Di  seguito giungono gli anni della scuola ed è qui che dovendo realizzare i primi componimenti in forma di tema, Tonino capisce come le parole ed i pensieri, non sono più liberi di fluire come un tempo. Le parole non sono più utili a nominare gli oggetti e le azioni, ma sono spesso vincolate dal proprio immaginario e ancor più spesso, da quello degli altri. Si affianca a tale esperienza, quella dell’ “avallo” del padre alle cambiali dell’amico. Una parola misteriosa per un bambino che, da sola, distrugge definitivamente la serenità e l’allegria familiare. In questi momenti il foglio bianco, non più teso al centro dello spazio, è parte dell’agire scenico divenendo tappeto e poi coperta.

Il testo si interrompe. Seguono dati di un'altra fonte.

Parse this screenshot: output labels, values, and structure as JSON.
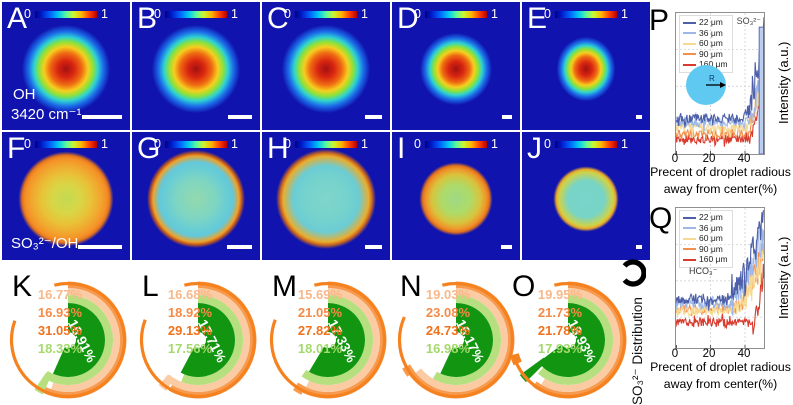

Infine l’adolescenza, l’età della coscienza critica del sé, del proprio corpo e del mondo intero. Ed è qui che la semplice domanda del professor Haberstumpfs – cos’è un ago? – rivolta all’ormai non più piccolo Tonino ed ai suoi compagni di classe, desta perplessità su quale possa essere la risposta corretta; forse perché spesso nel mondo degli adulti, gli oggetti, le parole e le azioni, non giacciono più sullo stesso piano. Ed è forse, proprio per questo motivo, che il professore le definisce sacre, mentre per strada un drappello di giovani fascisti inneggia alla guerra con la Francia. Le parole, devono essere utilizzate con sacralità, conoscendo il loro significato, con i toni e i tempi giusti. Esse se mal’ utilizzate, possono trasformare gli uomini in cose, masse prive di identità e libertà. Con questo monito si conclude la pièce . Sul foglio bianco, ormai sgualcito e posto nuovamente al centro dello spazio vuoto e scuro, solo un profilo bianco si staglia nel buoi come neve del Vesuvio, sciolta come l’infanzia ormai passata.

E’ da ritenersi buona la prova di Andrea Renzi, così come testimoniato dai caldi applausi del pubblico e dello stesso La Capria, presente in sala. Riuscita risulta essere la trasposizione teatrale anche grazie alle scene di Luigi Ferrigno ed al disegno luci di Gigi Saccomandi.